US equities fell on Monday after ending last week’s worst performance since February as an oil price rally added to concerns about inflation and future interest rates.

Wall Street’s blue chip S&P 500 index fell 1.5 percent during New York morning trading. The technology-driven Nasdaq Composite, which is home to companies whose high valuations can make their stock prices more vulnerable to expected interest rate changes, fell 2.4 percent.

“We are in what feels like the opposite of Goldilocks,” said Cosimo Marasciulo, Head of Investment Absolute Returns at fund manager Amundi, referring to an economic environment with healthy growth but contained inflation. “We could get upward pressure on inflation and interest rates.”

In Europe, the Stoxx 600 index lost 0.4 percent at the close of trading, after falling 2 percent last week. Hong Kong’s Hang Seng Index closed the day 2.2 percent lower.

Those stock market moves came as Brent crude rose 3.1 percent to a three-year high of $ 81.74 a barrel as producer group Opec + stuck to existing production plans at its last meeting despite a surge in natural gas prices that increased oil demand . Members agreed this summer to add 400,000 barrels per day of production each month until the end of next year.

West Texas Intermediate, the US oil benchmark, hit its highest level since 2014 at $ 78 a barrel.

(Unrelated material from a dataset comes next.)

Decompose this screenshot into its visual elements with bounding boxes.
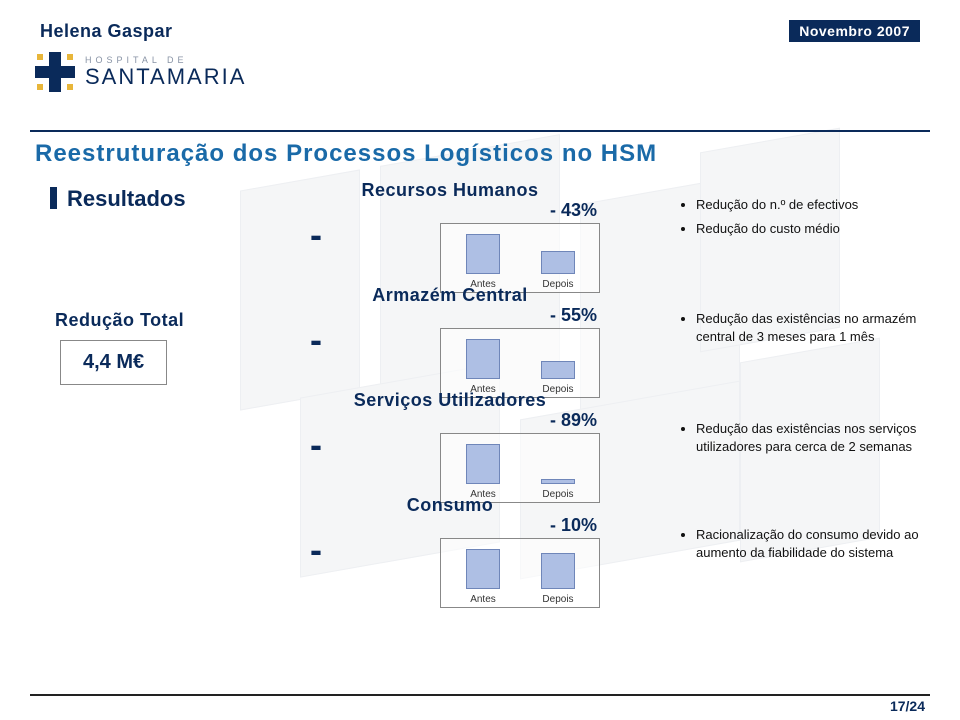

The benchmark 10-year US Treasury bond yield, suppressed by the massive purchase of Treasuries by a Federal Reserve looking to cut borrowing costs through the pandemic, rose 0.04 percentage points to 1.505 percent.

That yield, which is reversing the rate of the note, is up about 1.3 percent in late September as ongoing inflation and improvements in the labor market fueled Fed expectations to cut its $ 120 billion monthly stimulus package .

U.S. economic performance is expected to weaken in the first few months of the year following a coronavirus vaccine-driven boom. Investors, meanwhile, have been gripped by the prospect of economic stagflation amid high energy prices and severe supply chain disruptions from pandemic restrictions and labor shortages.

Fed Chairman Jay Powell has signaled that the central bank will announce plans in November to cut its monthly bond purchases after seeing advances in the job market.

The next US non-farm payroll report out Friday would “likely be the catalyst to solidify the November extension,” said Deutsche Bank strategist Jim Reid. Analysts polled by Bloomberg expect US employers to have hired nearly half a million new workers in the past month.

The dollar index, which measures the US currency against six others, fell 0.3 percent after hitting a year-long high last week. The pound sterling rose 0.4 percent to $ 1.3602.

The New Zealand dollar gained 0.4 percent against its US counterpart to $ 0.697. The Reserve Bank of New Zealand, which is holding its next monetary policy meeting on October 6, is widely expected to raise borrowing costs by a quarter of a percentage point to combat rising inflation.